By Kelsey A. Liebenson-Morse
Everybody is nothing until you love them. –Tennessee Williams, The Rose Tattoo
The Hotel Chelsea in New York is a literary icon, but it’s southern counterpart, The Hotel Monteleone, has an impressive literary history, too. This southern gem, a luxury hotel in the French Quarter of New Orleans, boasts a fearsome list of literary guests, including Ernest Hemingway, Truman Capote, Rebecca Wells (Divine Secrets of the Ya-Ya Sisterhood), William Faulkner, Richard Ford (A Piece of My Heart), Eudora Welty, Sherwood Anderson (Winesburg, Ohio), Tennessee Williams, and Winston Groom (Forrest Gump). Contemporary writers Anne Rice and John Grisham have been guests, too. In 1999 the Friends of the Library Association distinguished the hotel as an official literary landmark.
Located on 214 Royal Street in the heart of the historic French Quarter (“it’s been said the French Quarter begins in the lobby of the Hotel Montleone”), the hotel was built in 1866 and has been family owned and operated for four generations. Antonio Montleone, a shoe manufacturer from Sicily, emmigrated to New Orleans circa 1800 and founded the hotel shortly thereafter.
Views of the majestic Mississippi can be seen through the penthouse meeting rooms, and the authentic southern charm that appealed to artists since its inception is intact. The Queen Anne ballroom is heavy with chandeliers and you can almost hear whispers of balls long passed, the swirling of tulle dresses and the clinking of crystal glasses. Staying at the Hotel Monteleone transports guests back to the glory days of New Orleans, the glittering lights and gilded mirrors of Kate Chopin’s world in The Awakening is easy to envision here. The Hotel’s singature “Author Suites” are decorated to recreate the style of a particular author, from Eudora Welty, Tennessee Williams and Truman Capote to William Faulkner and Ernest Hemingway.
Hemingway, Capote and Faulkner and stayed at The Monteleone when they traveled through New Orleans; Hemingway even refers to it in his short story, “The Night Before Battle”. Though Hemingway is most notably connected to Key West and Cuba, New Orleans was one of his favorite cities. And Capote loved the hotel so much he claimed he was born there–his mother went into labor while living at The Monteleone! Faulkner stayed at the hotel in 1951 while receiving the French Legion of Honor Award.
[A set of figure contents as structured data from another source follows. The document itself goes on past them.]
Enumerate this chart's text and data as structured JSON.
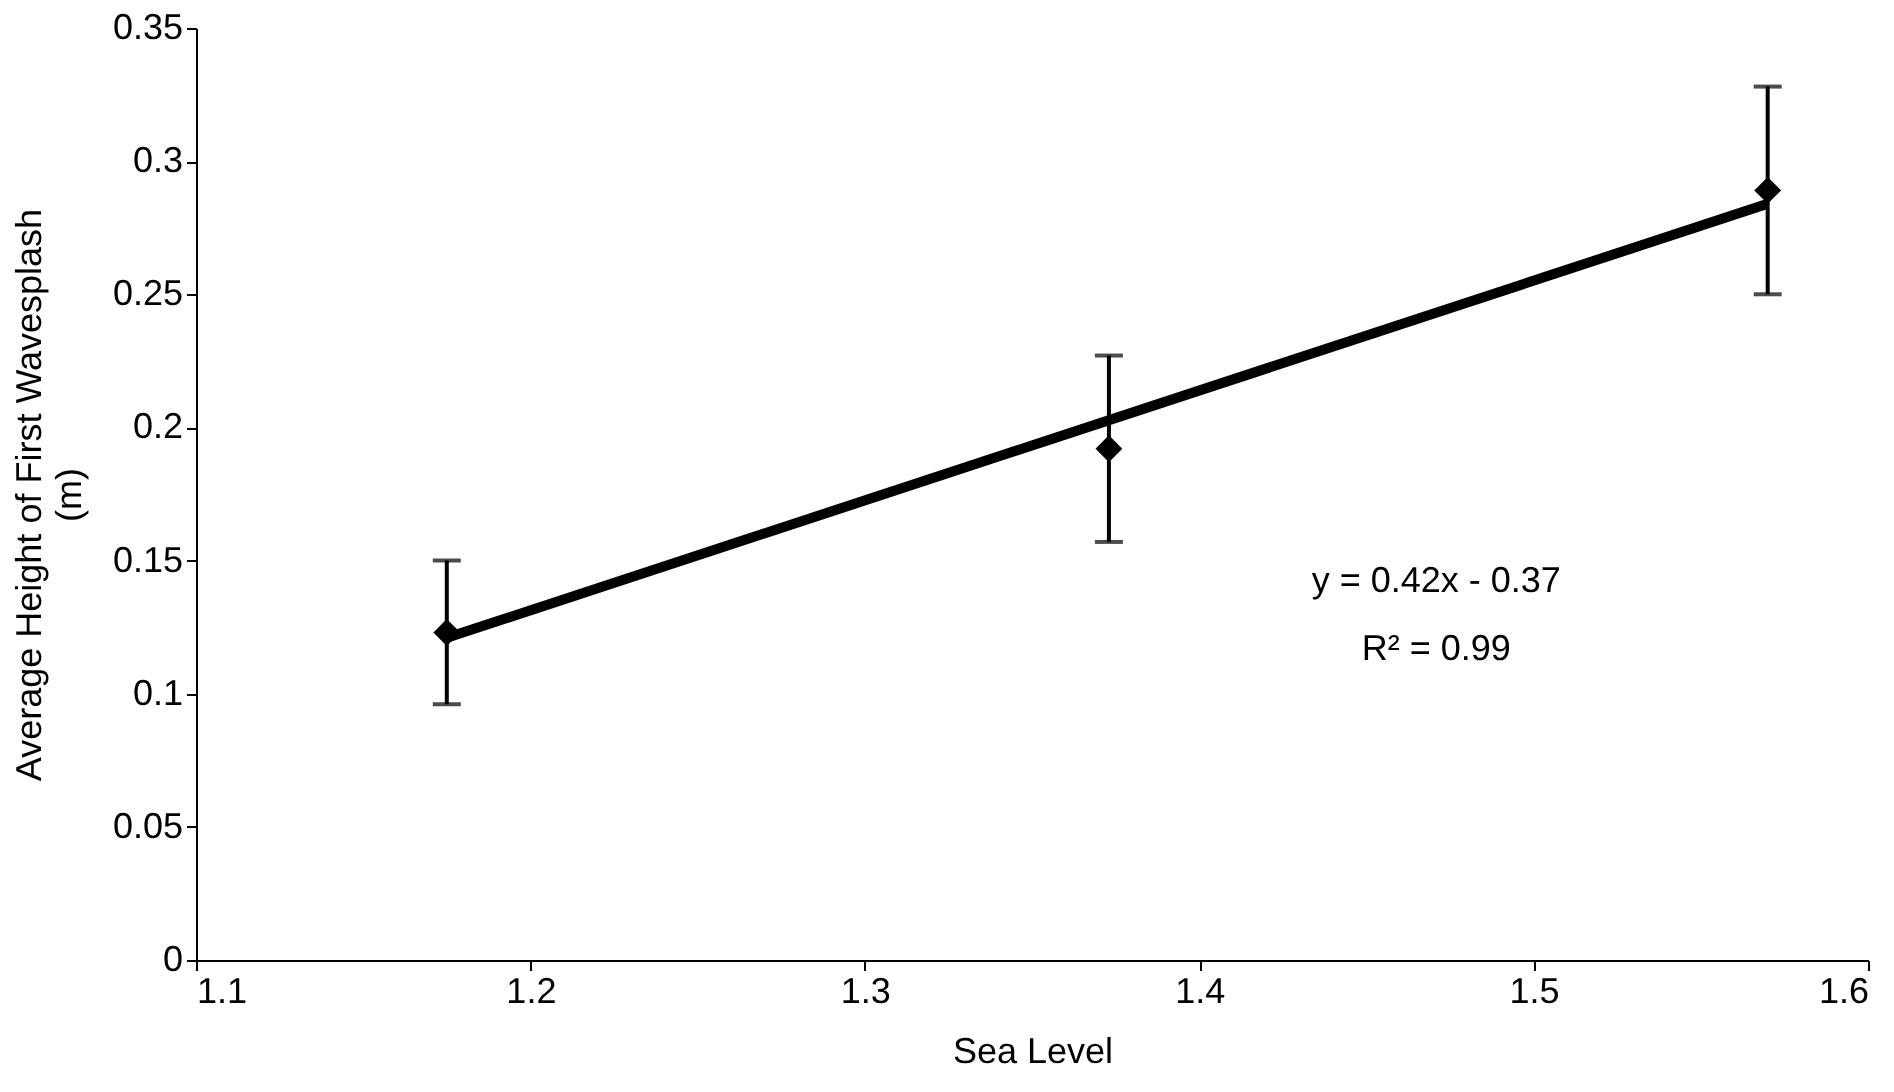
{
  "chart_data": {
    "type": "scatter",
    "xlabel": "Sea Level",
    "ylabel": "Average Height of First Wavesplash\n(m)",
    "xlim": [
      1.1,
      1.6
    ],
    "xticks": [
      1.1,
      1.2,
      1.3,
      1.4,
      1.5,
      1.6
    ],
    "ylim": [
      0,
      0.35
    ],
    "yticks": [
      0,
      0.05,
      0.1,
      0.15,
      0.2,
      0.25,
      0.3,
      0.35
    ],
    "grid": false,
    "legend": false,
    "x": [
      1.175,
      1.373,
      1.57
    ],
    "series": [
      {
        "type": "scatter",
        "color": "#000000",
        "values": [
          0.123,
          0.192,
          0.289
        ],
        "errors": [
          0.027,
          0.035,
          0.039
        ],
        "marker": "diamond"
      },
      {
        "type": "line",
        "color": "#000000",
        "x": [
          1.175,
          1.57
        ],
        "values": [
          0.121,
          0.284
        ],
        "marker": "none",
        "line_style": "solid"
      }
    ],
    "annotations": [
      "y = 0.42x - 0.37",
      "R² = 0.99"
    ]
  }
}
The Carousel Bar, which operates today much as did when it premiered in 1949, is a stationary bar around which the very floor rotates under the shadow of a real carousel. (That means a drink every 15 minute revolution, but who’s counting?) Tennessee Williams spent hours beneath the dim carousels lights, and in his Tony Award winning play, Rose Tattoo, he uses The Hotel Monteleone as a symbol for New Orleans’ progressive nature. Williams was a true representative of the South–he loved the grit glamour and raciness of New Orleans, and spent some of his most productive years there.
Enjoy the eccentricities of New Orleans while you enjoy imgaining how some of the most acclaimed American authors celebrated their own…at The Hotel Monteleone.